(The New York Times, 5 mars 2024)
via NetZeroWatch
Un panel d’experts a rejeté une proposition visant à déclarer officiellement le début d’un nouvel intervalle de temps géologique, défini par les changements de l’humanité sur la planète.
Le Trias marque l’aube des dinosaures. Le Paléogène a vu l’essor des mammifères. Le Pléistocène comprenait les dernières périodes glaciaires.
Est-il temps de marquer la transformation de la planète par l’humanité avec son propre chapitre de l’histoire de la Terre, « l’Anthropocène », ou l’ère humaine ?

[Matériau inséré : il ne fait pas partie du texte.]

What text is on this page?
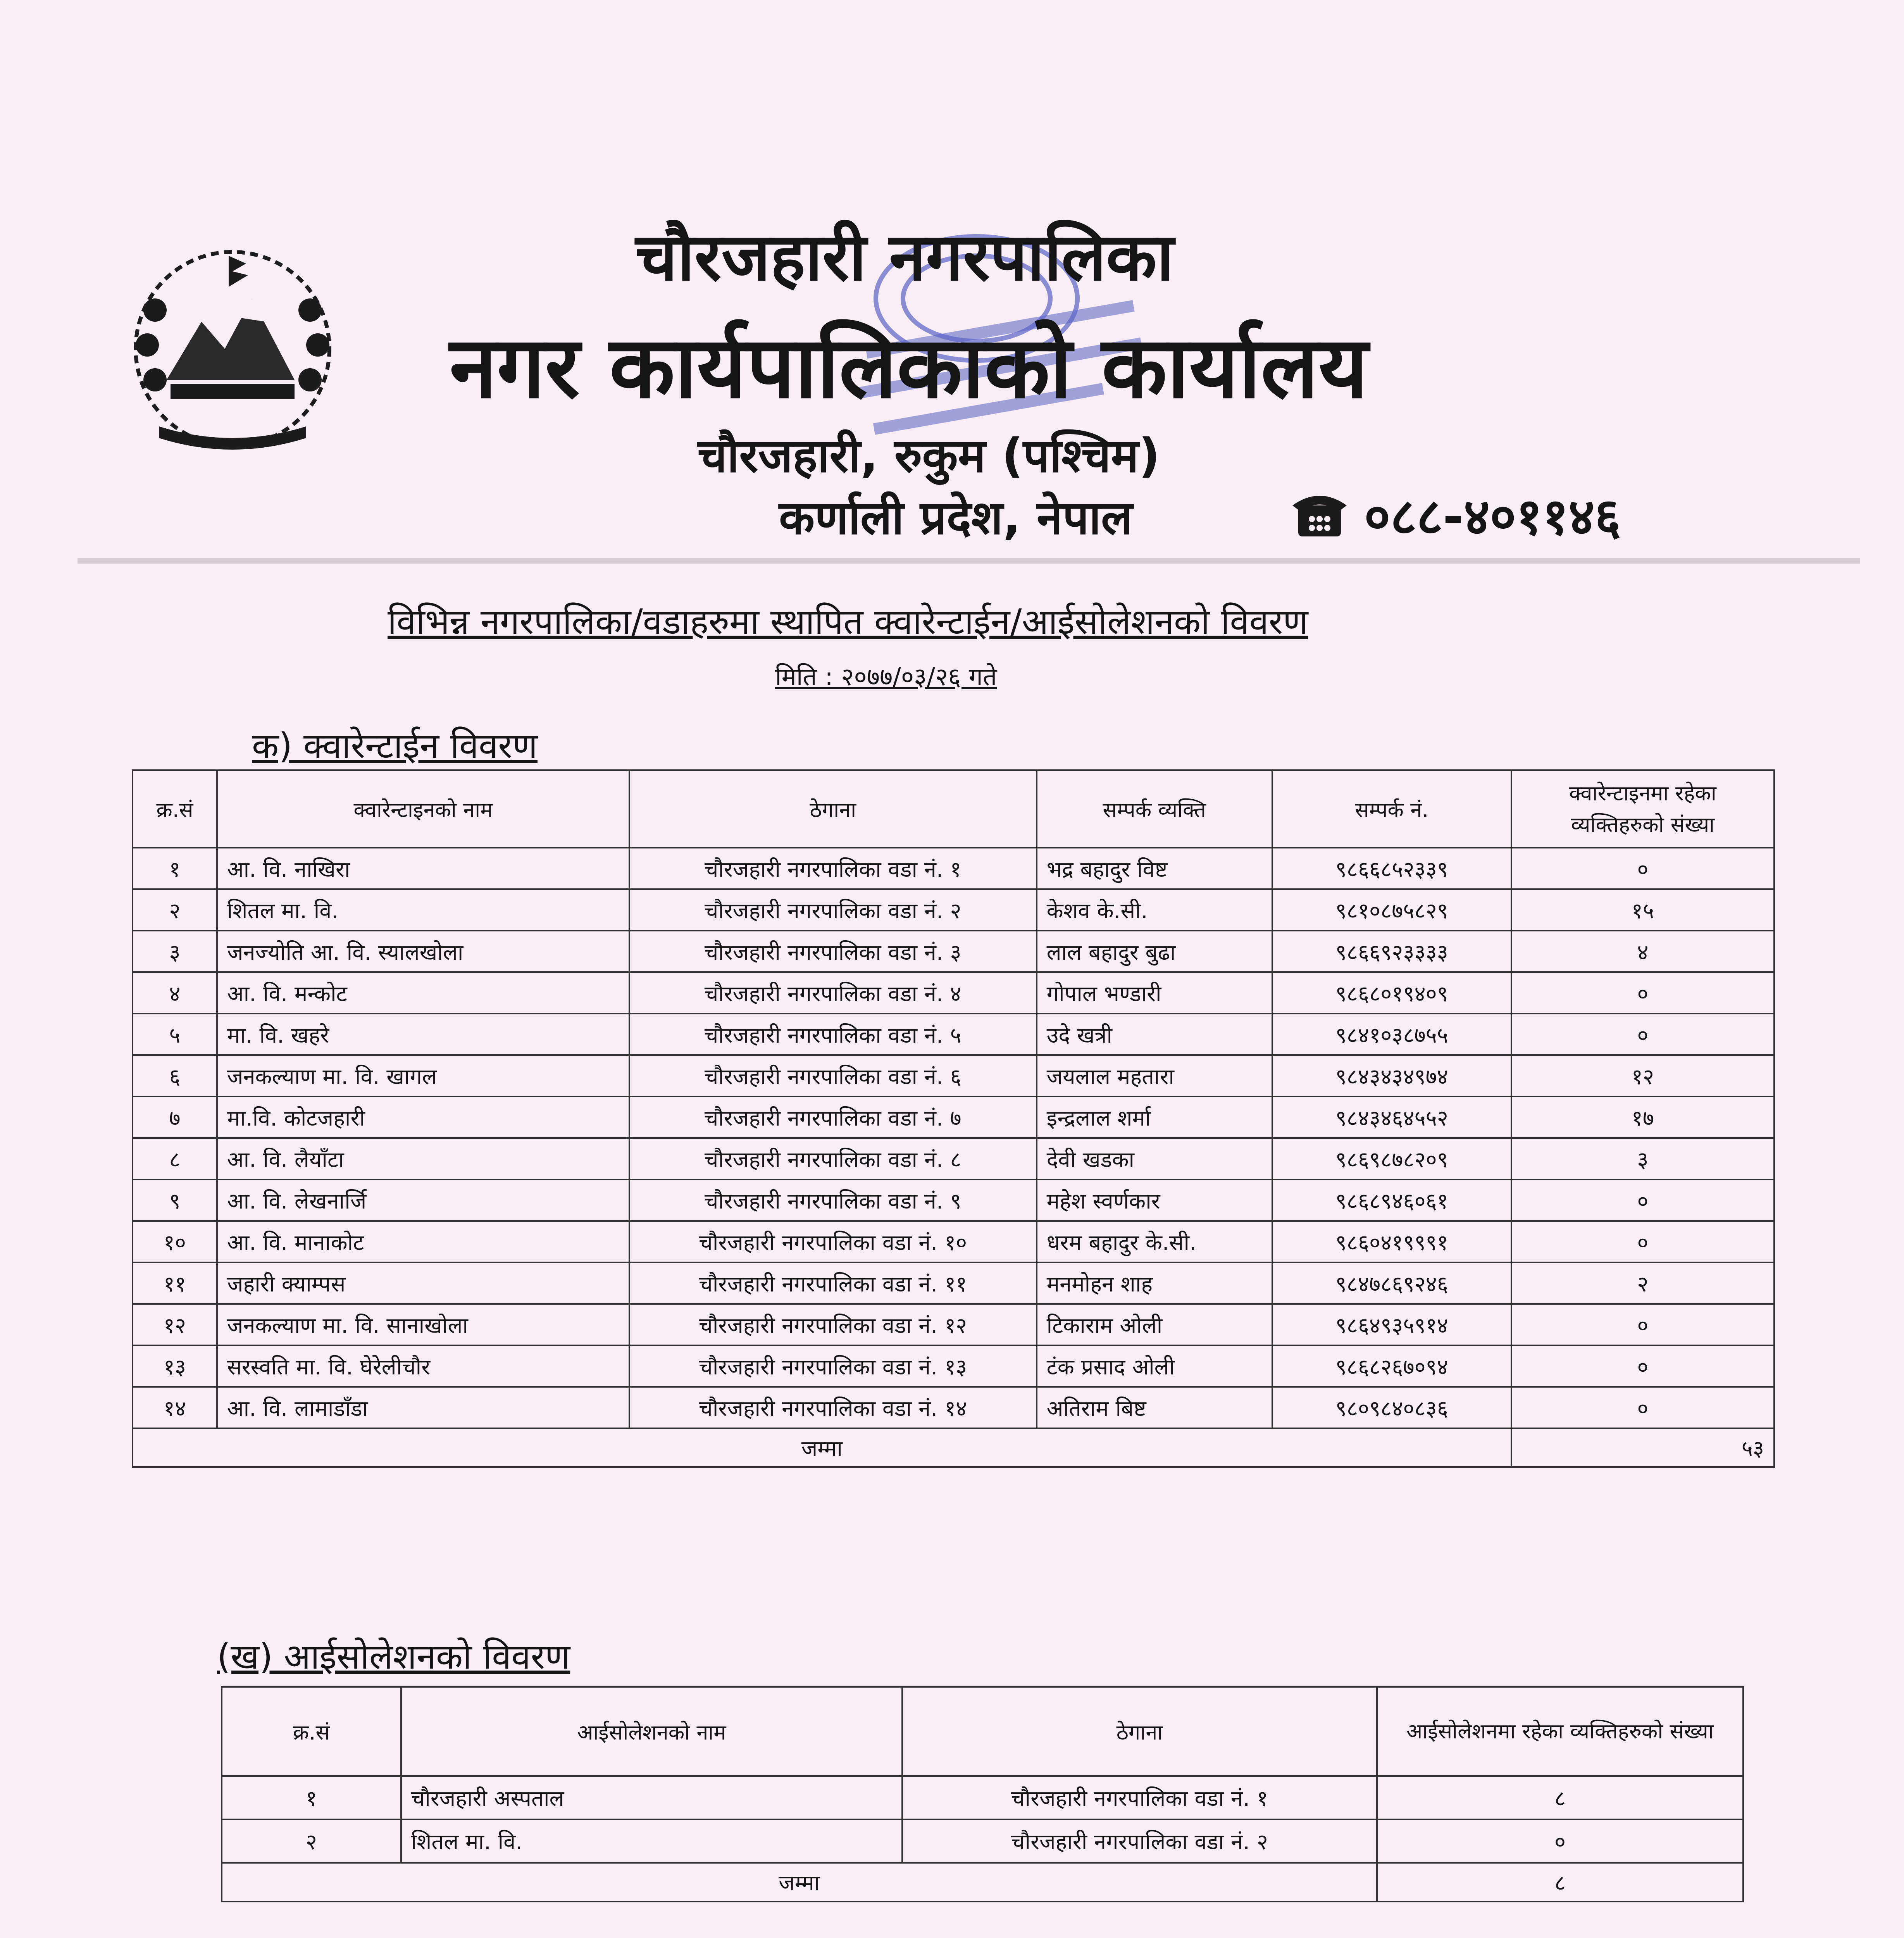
चौरजहारी नगरपालिका
नगर कार्यपालिकाको कार्यालय
चौरजहारी, रुकुम (पश्चिम)
कर्णाली प्रदेश, नेपाल	०८८-४०११४६
विभिन्न नगरपालिका/वडाहरुमा स्थापित क्वारेन्टाईन/आईसोलेशनको विवरण
मिति : २०७७/०३/२६ गते
क) क्वारेन्टाईन विवरण
क्र.सं	क्वारेन्टाइनको नाम	ठेगाना	सम्पर्क व्यक्ति	सम्पर्क नं.	क्वारेन्टाइनमा रहेका व्यक्तिहरुको संख्या
१	आ. वि. नाखिरा	चौरजहारी नगरपालिका वडा नं. १	भद्र बहादुर विष्ट	९८६६८५२३३९	०
२	शितल मा. वि.	चौरजहारी नगरपालिका वडा नं. २	केशव के.सी.	९८१०८७५८२९	१५
३	जनज्योति आ. वि. स्यालखोला	चौरजहारी नगरपालिका वडा नं. ३	लाल बहादुर बुढा	९८६६९२३३३३	४
४	आ. वि. मन्कोट	चौरजहारी नगरपालिका वडा नं. ४	गोपाल भण्डारी	९८६८०१९४०९	०
५	मा. वि. खहरे	चौरजहारी नगरपालिका वडा नं. ५	उदे खत्री	९८४१०३८७५५	०
६	जनकल्याण मा. वि. खागल	चौरजहारी नगरपालिका वडा नं. ६	जयलाल महतारा	९८४३४३४९७४	१२
७	मा.वि. कोटजहारी	चौरजहारी नगरपालिका वडा नं. ७	इन्द्रलाल शर्मा	९८४३४६४५५२	१७
८	आ. वि. लैयाँटा	चौरजहारी नगरपालिका वडा नं. ८	देवी खडका	९८६९८७८२०९	३
९	आ. वि. लेखनार्जि	चौरजहारी नगरपालिका वडा नं. ९	महेश स्वर्णकार	९८६८९४६०६१	०
१०	आ. वि. मानाकोट	चौरजहारी नगरपालिका वडा नं. १०	धरम बहादुर के.सी.	९८६०४१९९९१	०
११	जहारी क्याम्पस	चौरजहारी नगरपालिका वडा नं. ११	मनमोहन शाह	९८४७८६९२४६	२
१२	जनकल्याण मा. वि. सानाखोला	चौरजहारी नगरपालिका वडा नं. १२	टिकाराम ओली	९८६४९३५९१४	०
१३	सरस्वति मा. वि. घेरेलीचौर	चौरजहारी नगरपालिका वडा नं. १३	टंक प्रसाद ओली	९८६८२६७०९४	०
१४	आ. वि. लामाडाँडा	चौरजहारी नगरपालिका वडा नं. १४	अतिराम बिष्ट	९८०९८४०८३६	०
जम्मा					५३
(ख) आईसोलेशनको विवरण
क्र.सं	आईसोलेशनको नाम	ठेगाना	आईसोलेशनमा रहेका व्यक्तिहरुको संख्या
१	चौरजहारी अस्पताल	चौरजहारी नगरपालिका वडा नं. १	८
२	शितल मा. वि.	चौरजहारी नगरपालिका वडा नं. २	०
जम्मा			८
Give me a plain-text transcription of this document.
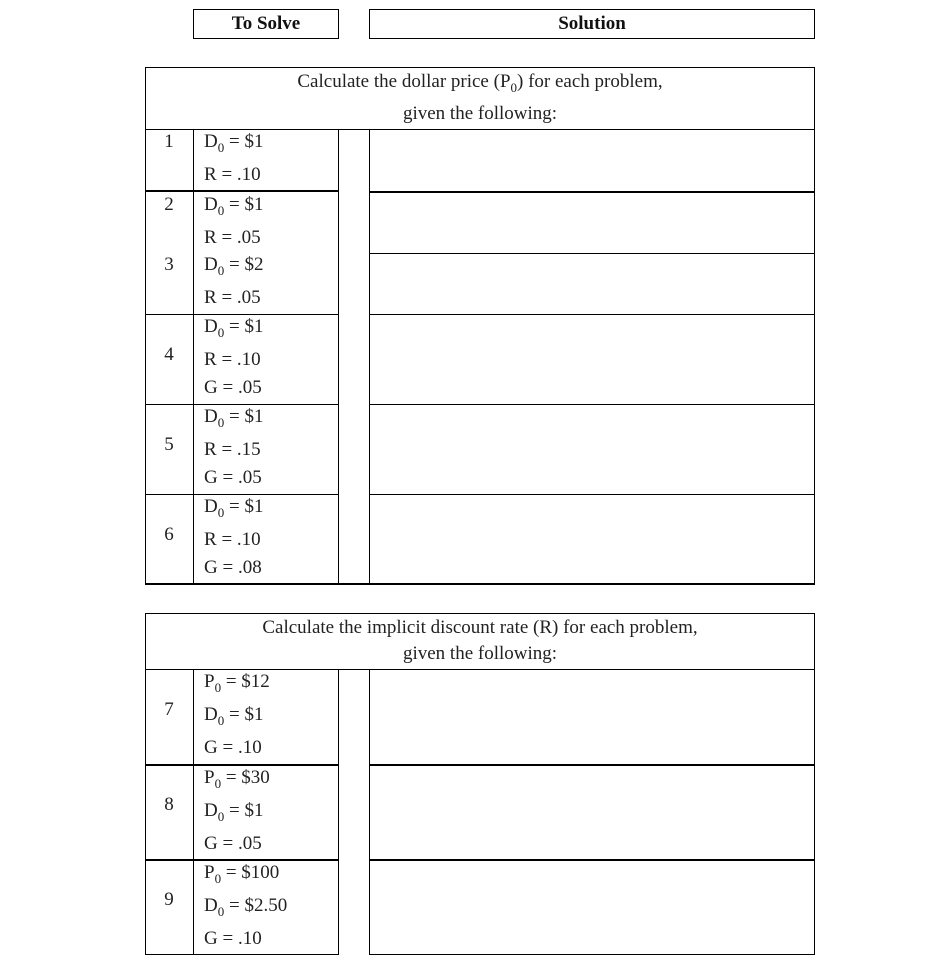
To Solve	Solution
Calculate the dollar price $(P_0)$ for each problem,
given the following:
1	$D_0$ = $1
R = .10
2	$D_0$ = $1
R = .05
3	$D_0$ = $2
R = .05
4
$D_0$ = $1
R = .10
G = .05
5
$D_0$ = $1
R = .15
G = .05
6
$D_0$ = $1
R = .10
G = .08
Calculate the implicit discount rate (R) for each problem,
given the following:
7
$P_0$ = $12
$D_0$ = $1
G = .10
8
$P_0$ = $30
$D_0$ = $1
G = .05
9
$P_0$ = $100
$D_0$ = $2.50
G = .10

Pas encore, ont décidé les scientifiques, après un débat qui a duré près de 15 ans. Ou en un clin d’œil, selon la façon dont vous le regardez.
Un comité d’environ deux douzaines d’universitaires a rejeté, à une large majorité, une proposition visant à déclarer le début de l’Anthropocène, une époque des temps géologiques nouvellement créée, selon une annonce interne des résultats du vote consultée par le New York Times.
D’après la chronologie actuelle des géologues sur les 4,6 milliards d’années d’histoire de la Terre, notre monde se trouve actuellement dans l’Holocène, qui a commencé il y a 11 700 ans avec le retrait le plus récent des grands glaciers. Modifier la chronologie pour dire que nous sommes passés à l’Anthropocène reviendrait à reconnaître que les récents changements des conditions géologiques induits par l’homme ont été suffisamment profonds pour mettre un terme à l’Holocène.
La déclaration façonnerait la terminologie des manuels scolaires, des articles de recherche et des musées du monde entier. Cela guiderait les scientifiques dans leur compréhension de notre présent qui se déroulera encore pendant les générations, peut-être même les millénaires, à venir.
Mais en fin de compte, les membres de la commission qui ont voté sur l’Anthropocène au cours du mois dernier n’ont pas seulement évalué les conséquences de cette période pour la planète. Ils devaient également se demander quand, précisément, cela avait commencé.
Selon la définition qu’un précédent groupe d’experts a débattue et élaborée pendant près d’une décennie et demie, l’Anthropocène a commencé au milieu du XXe siècle, lorsque les essais de bombes nucléaires ont dispersé des retombées radioactives à travers notre monde. Pour plusieurs membres du comité scientifique qui a examiné la proposition du comité ces dernières semaines, cette définition était trop limitée, trop récente, pour constituer un indicateur approprié du remodelage de la planète Terre par Homo sapiens. […]
Quelques heures après la diffusion des résultats du vote au sein de la commission mardi matin, certains membres se sont dits surpris de la marge des votes contre la proposition Anthropocène par rapport à ceux en faveur : 12 contre quatre, avec deux abstentions. (Trois autres membres de la commission n’ont ni voté ni formellement se sont abstenus.)
Néanmoins, il n’était pas clair mardi si les résultats constituaient un rejet définitif ou s’ils pouvaient encore être contestés ou faire appel. Dans un courriel adressé au Times, le président du comité, Jan A. Zalasiewicz, a déclaré qu’il y avait « certaines questions de procédure à considérer », mais a refusé d’en discuter davantage. Le Dr Zalasiewicz, géologue à l’Université de Leicester, a exprimé son soutien à la canonisation de l’Anthropocène.
Cette question de savoir comment situer notre époque dans l’arc narratif de l’histoire de la Terre a propulsé le monde raréfié des chronométreurs géologiques sous un jour inconnu.
Les grands chapitres de l’histoire de notre planète sont régis par un corps de scientifiques, l’Union internationale des sciences géologiques. L’organisation utilise des critères rigoureux pour décider quand chaque chapitre a commencé et quelles caractéristiques l’ont défini. L’objectif est de faire respecter des normes mondiales communes pour exprimer l’histoire de la planète.
Les géoscientifiques ne nient pas que notre époque se démarque au sein de cette longue histoire. Radionucléides issus des essais nucléaires. Plastiques et cendres industrielles. Polluants du béton et du métal. Réchauffement rapide des effets de serre. Extinctions d’espèces en forte augmentation. Ces produits et d’autres de la civilisation moderne laissent des traces indubitables dans les archives minérales, en particulier depuis le milieu du XXe siècle.
Pourtant, pour prétendre à sa propre entrée sur l’échelle des temps géologiques, l’Anthropocène devrait être défini d’une manière très particulière, qui répondrait aux besoins des géologues et pas nécessairement à ceux des anthropologues, des artistes et autres qui utilisent déjà le terme.